Pregnancy may not be the best time for obese mothers-to-be to shed extra kilograms after research finds it is usually "too little, too late" for any meaningful benefit.
Evidence is mounting that obesity should be tackled before pregnancy, and that goes for men and women who want to become parents.
About half of Australian women are overweight or obese when they get pregnant and that can lead to an increased risk of gestational diabetes, hypertension and pre-eclampsia.
Other adverse consequences include an increased chance of a caesarean delivery, stillbirth or miscarriage, while babies born to overweight or obese parents are at greater risk of childhood obesity.
If trends persist, about 80 per cent of Australian adults and a third of Australian children will be overweight or obese by 2025, according to a Perspective piece published in the Medical Journal of Australia on Monday.
Written by associate professor Kirsten Black and Adrienne Gordon from the University of Sydney and Royal Prince Alfred Hospital, the article said pregnancy might not be the ideal time to try to reduce the effects of obesity.
"There's been a number of trials that have tried to reduce the problems associated with obesity by intervening in pregnancy," Professor Black said.
"But these trials, there's two big studies in particular, have had very limited success in reducing the adverse outcomes that we want to reduce, such as very large babies, increased risk of complications such as diabetes and caesarean section rates.
"Evidence from animal studies is indicating that perhaps we need to intervene before women get pregnant."

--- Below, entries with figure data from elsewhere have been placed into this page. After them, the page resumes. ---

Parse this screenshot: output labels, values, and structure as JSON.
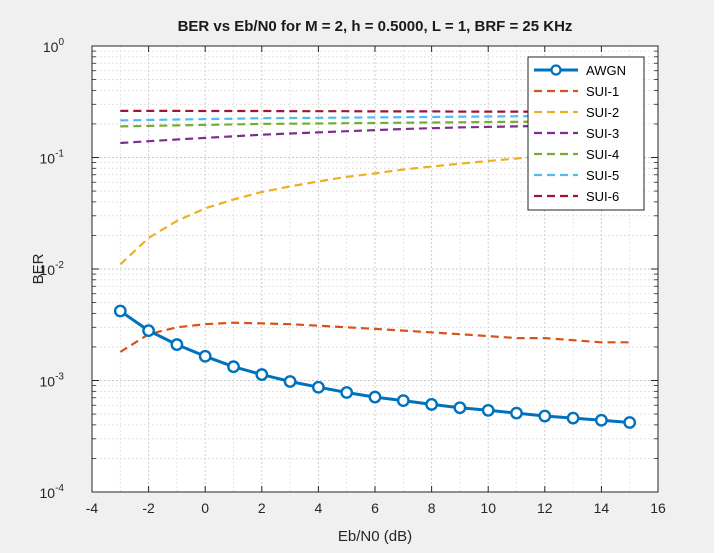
{
  "chart_data": {
    "type": "line",
    "title": "BER vs Eb/N0 for M = 2, h = 0.5000, L = 1, BRF = 25 KHz",
    "xlabel": "Eb/N0 (dB)",
    "ylabel": "BER",
    "yscale": "log",
    "xlim": [
      -4,
      16
    ],
    "ylim": [
      0.0001,
      1
    ],
    "xticks": [
      -4,
      -2,
      0,
      2,
      4,
      6,
      8,
      10,
      12,
      14,
      16
    ],
    "yticks": [
      {
        "base": "10",
        "exp": "0",
        "value": 1
      },
      {
        "base": "10",
        "exp": "-1",
        "value": 0.1
      },
      {
        "base": "10",
        "exp": "-2",
        "value": 0.01
      },
      {
        "base": "10",
        "exp": "-3",
        "value": 0.001
      },
      {
        "base": "10",
        "exp": "-4",
        "value": 0.0001
      }
    ],
    "grid": true,
    "minor_grid": true,
    "legend_position": "top-right",
    "x": [
      -3,
      -2,
      -1,
      0,
      1,
      2,
      3,
      4,
      5,
      6,
      7,
      8,
      9,
      10,
      11,
      12,
      13,
      14,
      15
    ],
    "series": [
      {
        "name": "AWGN",
        "color": "#0072BD",
        "style": "solid",
        "marker": "circle",
        "values": [
          0.0042,
          0.0028,
          0.0021,
          0.00165,
          0.00133,
          0.00113,
          0.00098,
          0.00087,
          0.00078,
          0.00071,
          0.00066,
          0.00061,
          0.00057,
          0.00054,
          0.00051,
          0.00048,
          0.00046,
          0.00044,
          0.00042
        ]
      },
      {
        "name": "SUI-1",
        "color": "#D95319",
        "style": "dashed",
        "values": [
          0.0018,
          0.0026,
          0.003,
          0.0032,
          0.0033,
          0.00325,
          0.0032,
          0.0031,
          0.003,
          0.0029,
          0.0028,
          0.0027,
          0.0026,
          0.0025,
          0.0024,
          0.0024,
          0.0023,
          0.0022,
          0.0022
        ]
      },
      {
        "name": "SUI-2",
        "color": "#EDB120",
        "style": "dashed",
        "values": [
          0.011,
          0.019,
          0.027,
          0.035,
          0.042,
          0.049,
          0.055,
          0.061,
          0.067,
          0.072,
          0.078,
          0.083,
          0.088,
          0.093,
          0.098,
          0.103,
          0.108,
          0.112,
          0.116
        ]
      },
      {
        "name": "SUI-3",
        "color": "#7E2F8E",
        "style": "dashed",
        "values": [
          0.135,
          0.14,
          0.145,
          0.15,
          0.155,
          0.16,
          0.164,
          0.168,
          0.172,
          0.176,
          0.18,
          0.183,
          0.186,
          0.188,
          0.19,
          0.192,
          0.194,
          0.196,
          0.198
        ]
      },
      {
        "name": "SUI-4",
        "color": "#77AC30",
        "style": "dashed",
        "values": [
          0.19,
          0.192,
          0.194,
          0.196,
          0.198,
          0.2,
          0.201,
          0.202,
          0.203,
          0.204,
          0.205,
          0.206,
          0.207,
          0.208,
          0.209,
          0.21,
          0.211,
          0.212,
          0.213
        ]
      },
      {
        "name": "SUI-5",
        "color": "#4DBEEE",
        "style": "dashed",
        "values": [
          0.215,
          0.217,
          0.219,
          0.221,
          0.223,
          0.225,
          0.226,
          0.227,
          0.228,
          0.229,
          0.23,
          0.231,
          0.232,
          0.233,
          0.234,
          0.235,
          0.236,
          0.237,
          0.238
        ]
      },
      {
        "name": "SUI-6",
        "color": "#A2142F",
        "style": "dashed",
        "values": [
          0.262,
          0.262,
          0.262,
          0.261,
          0.261,
          0.261,
          0.26,
          0.26,
          0.26,
          0.259,
          0.259,
          0.259,
          0.258,
          0.258,
          0.258,
          0.257,
          0.257,
          0.257,
          0.256
        ]
      }
    ]
  }
}
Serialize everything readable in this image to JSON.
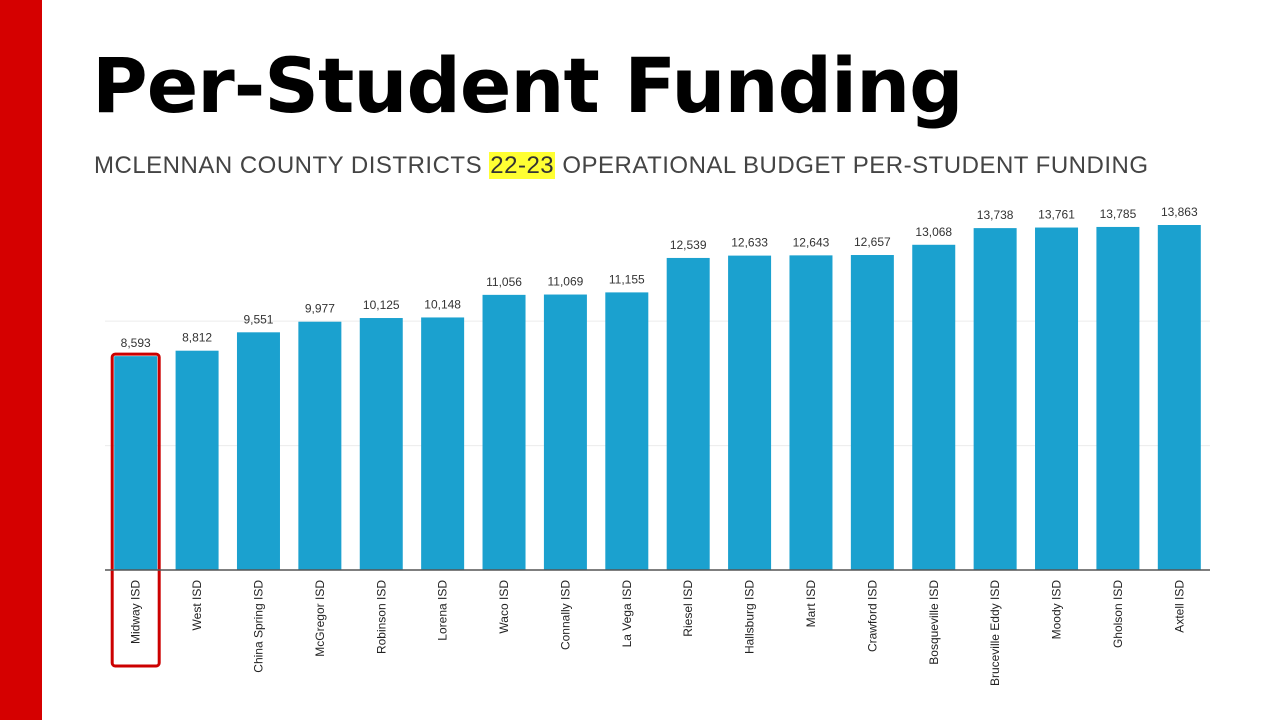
{
  "slide": {
    "title": "Per-Student Funding",
    "subtitle_prefix": "MCLENNAN COUNTY DISTRICTS ",
    "subtitle_highlight": "22-23",
    "subtitle_suffix": " OPERATIONAL BUDGET PER-STUDENT FUNDING",
    "accent_color": "#d50000",
    "highlight_color": "#ffff33"
  },
  "chart_data": {
    "type": "bar",
    "title": "MCLENNAN COUNTY DISTRICTS 22-23 OPERATIONAL BUDGET PER-STUDENT FUNDING",
    "xlabel": "",
    "ylabel": "",
    "ylim": [
      0,
      14000
    ],
    "grid": true,
    "gridlines": [
      5000,
      10000
    ],
    "bar_color": "#1ba1cf",
    "highlight_color": "#cc0000",
    "highlighted_category": "Midway ISD",
    "categories": [
      "Midway ISD",
      "West ISD",
      "China Spring ISD",
      "McGregor ISD",
      "Robinson ISD",
      "Lorena ISD",
      "Waco ISD",
      "Connally ISD",
      "La Vega ISD",
      "Riesel ISD",
      "Hallsburg ISD",
      "Mart ISD",
      "Crawford ISD",
      "Bosqueville ISD",
      "Bruceville Eddy ISD",
      "Moody ISD",
      "Gholson ISD",
      "Axtell ISD"
    ],
    "values": [
      8593,
      8812,
      9551,
      9977,
      10125,
      10148,
      11056,
      11069,
      11155,
      12539,
      12633,
      12643,
      12657,
      13068,
      13738,
      13761,
      13785,
      13863
    ],
    "value_labels": [
      "8,593",
      "8,812",
      "9,551",
      "9,977",
      "10,125",
      "10,148",
      "11,056",
      "11,069",
      "11,155",
      "12,539",
      "12,633",
      "12,643",
      "12,657",
      "13,068",
      "13,738",
      "13,761",
      "13,785",
      "13,863"
    ]
  }
}
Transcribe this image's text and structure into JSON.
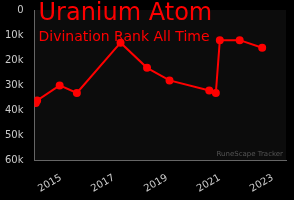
{
  "chart_data": {
    "type": "line",
    "title": "Uranium Atom",
    "subtitle": "Divination Rank All Time",
    "annotation": "RuneScape Tracker",
    "x": [
      2014.05,
      2014.1,
      2014.95,
      2015.6,
      2017.25,
      2018.25,
      2019.1,
      2020.6,
      2020.85,
      2021.0,
      2021.75,
      2022.6
    ],
    "values": [
      37000,
      36000,
      30000,
      33000,
      13000,
      23000,
      28000,
      32000,
      33000,
      12000,
      12000,
      15000
    ],
    "color": "#ff0000",
    "marker": "circle",
    "xlim": [
      2014,
      2023.5
    ],
    "xticks": [
      2015,
      2017,
      2019,
      2021,
      2023
    ],
    "ylim": [
      60000,
      0
    ],
    "yticks": [
      0,
      {
        "value": 10000,
        "label": "10k"
      },
      {
        "value": 20000,
        "label": "20k"
      },
      {
        "value": 30000,
        "label": "30k"
      },
      {
        "value": 40000,
        "label": "40k"
      },
      {
        "value": 50000,
        "label": "50k"
      },
      {
        "value": 60000,
        "label": "60k"
      }
    ],
    "grid": false
  }
}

The weight of both parents when a baby was conceived could have long-term implications for the child, Professor Black said.
"We need to probably target women – and men – of reproductive age before they actually get pregnant," she said.
"Women and men should be supported to seek advice from their GP, because, apart from the complications in pregnancy, there's increased risk of obesity in their children if women are obese at the time of conception.
"There's also long-term health consequences into adulthood for those children."
Dr Gordon and Professor Black have applied for funding to study pre-conception care for women planning a pregnancy.
"Pre-conception care involves providing health care to women of reproductive ages and their partners that optimises their physical, social and emotional wellbeing prior to conception with the aim of improving health-related outcomes for women and their children," the authors wrote.
"A pragmatic approach may be to start with programs that enhance a women's knowledge of the consequences of obesity during pregnancy and the post-partum period and to inform women about post-natal programs that can reduce the risk of post-partum weight retention, and therefore obesity during subsequent pregnancies.
"The most effective interventions include both dietary and exercise components."
But such an approach required hospitals and health services to take a longer term view of pregnancy and the post-partum period, as well as government investment.